PERSPECTIVE: Port District Exposes Its Underbelly in Censuring NC Commissioner
By Arturo Castañares
The San Diego Unified Port District is the most powerful local agency most San Diegans have never heard of, yet they control some of the region’s most valuable land along the Bayfront.
This week, the Port jumped into the spotlight by releasing a proposed resolution to be considered at Tuesday’s meeting which sets out to censure one of its own Commissioners.
The seven-member Board of Commissioners is made up of political appointees selected by the Mayors and City Councils of the five port cities: Three Commissioners appointed by San Diego, and one Commissioner from each city of Imperial Beach, Coronado, Chula Vista, and National City.

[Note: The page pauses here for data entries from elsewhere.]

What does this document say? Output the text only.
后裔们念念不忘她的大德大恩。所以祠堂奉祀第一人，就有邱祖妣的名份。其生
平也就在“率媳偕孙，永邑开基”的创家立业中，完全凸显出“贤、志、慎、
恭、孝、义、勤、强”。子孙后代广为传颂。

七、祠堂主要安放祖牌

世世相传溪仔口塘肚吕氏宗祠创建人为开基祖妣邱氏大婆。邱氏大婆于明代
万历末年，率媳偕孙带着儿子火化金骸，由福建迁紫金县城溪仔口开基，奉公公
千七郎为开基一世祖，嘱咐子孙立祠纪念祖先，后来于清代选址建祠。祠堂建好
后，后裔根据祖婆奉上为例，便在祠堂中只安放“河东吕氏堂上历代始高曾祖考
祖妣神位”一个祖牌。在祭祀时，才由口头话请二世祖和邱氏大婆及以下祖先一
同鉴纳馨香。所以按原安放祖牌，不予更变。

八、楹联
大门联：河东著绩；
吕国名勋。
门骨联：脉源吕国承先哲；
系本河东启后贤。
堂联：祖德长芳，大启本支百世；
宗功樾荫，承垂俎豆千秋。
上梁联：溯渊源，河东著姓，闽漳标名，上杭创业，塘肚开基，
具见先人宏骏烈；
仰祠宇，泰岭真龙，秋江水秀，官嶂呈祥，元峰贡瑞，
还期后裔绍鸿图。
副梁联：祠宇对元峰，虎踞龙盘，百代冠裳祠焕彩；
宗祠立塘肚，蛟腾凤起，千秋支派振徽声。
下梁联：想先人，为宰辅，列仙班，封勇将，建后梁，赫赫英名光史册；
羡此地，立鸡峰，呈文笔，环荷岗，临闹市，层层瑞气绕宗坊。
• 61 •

Together, the Port controls all of the land along San Diego’s Bayfront, including Seaport Village, the Convention Center, Bayfront hotels, the marine terminals, and the Embarcadero, as well as the Pacific Ocean coast of the City of Imperial Beach.
Established in 1962 by state law, the Unified Port District combined the previously existing San Diego Harbor Commission created in 1919 and the even older Port of National City, which at the time had more valuable port operations than San Diego.
But since then, the Port has become a political and economic powerhouse albeit the public has no idea who runs it and how they operate.
This week, the internal politics of the Port Board spilled into the public when, on Monday, the Port released its agenda for its Tuesday meeting that included a draft resolution to censure Sandy Naranjo, National City’s appointed Commissioner.
The resolution outlines vague reasons for punishing one of its Commissioners, using language like “personal violations of the Brown Act”, “breached her duty of care”, and “breached her duty of full disclosure” as justifications.
But neither Naranjo nor other Commissioners have been shown any evidence of her alleged transpasses, nor was she even notified in advance of the draft resolution until the public agenda was posted 24 hours before the proposed meeting.
Naranjo was appointed to the Port Board in January 2021 by then-National City Mayor Alejandra Sotelo-Solis, who lost her re-election campaign in November after being challenged by two of her Council colleagues.
An experienced labor and environmental advocate, Naranjo soon began asking tough questions of the Port Board and staff, a sure way to make yourself unwelcome in what has long been perceived as a good ol’ boys club.
No one, including Naranjo, has yet described publicly the details of what led to this very rare public rebuke of one of its own members, but no evidence has been offered either.
In July, the Port Board put its President and CEO Joe Stuyvesant on administrative leave for “undisclosed reasons” and the Board appointed its retired President to fill in for the time being, but no one explained the reasons for the turmoil, citing confidentiality required in personnel matters.
But during the closed session vote to suspend Stuyvesant and appoint an interim President, Naranjo recused herself by saying she “may be a witness to some of the events that will be discussed in closed session.”
Now, just two months later, the remaining Commissioners will consider publicly chastising one of their colleagues, remove her from their Executive Committee where she is currently the Vice-Chair, and derail her expected ascention to the Port’s Chairmanship next year.
The proposed resolution also states that she would be restricted from “speaking alone with any District employee in her scope and authority as a Commissioner,” thereby eviscerating her ability to represent the interests of National City on the Port Board.
If the Port Board takes the proposed action, they will basically be forcing the elected officials of National City to replace Naranjo in order to have a fully empowered representative on the Board.
But so far, no evidence has been disclosed to warrant the allegations made against Commissioner Naranjo and both she and the public deserve a full accounting of the details that led to this very public rebuke.
Port District Commissioners are public servants, appointed by elected officials to represent the public’s interests. The Commissioners are empowered to make decisions on important economic and social programs conducted on our valuable waterfront land held in trust for the benefit of the public.
Commissioners should be held accountable for their actions but they are also required to act with full disclosure to the public.
The moves being orchestrated against Naranjo are serious and carry a public stigma of wrongdoing even before any evidence has been presented.
The residents and voters of National City elected a Mayor and Councilmembers who in turn selected their representative to serve on the Port District. Only the City Council of National City should decide who serves on their behalf, not to have their hand forced by the other Commissioners.
Sandy Naranjo and National City deserve to have all of the details made public and to have an opportunity to confront and discuss whatever evidence may exist before the Board takes any action.
We call on the entire San Diego Unified Port Board of Commissioners to fully explain the allegations against Naranjo and to make their case to the public that actions should be taken against her.
No more hiding behind closed doors and using innuendoes that can damage someone’s credibility without the ability to properly defend against them.
The public should watch today’s 3:00 pm meeting to help ensure full transparency and accountability as one of our important government agencies exercises power granted on behalf of the people.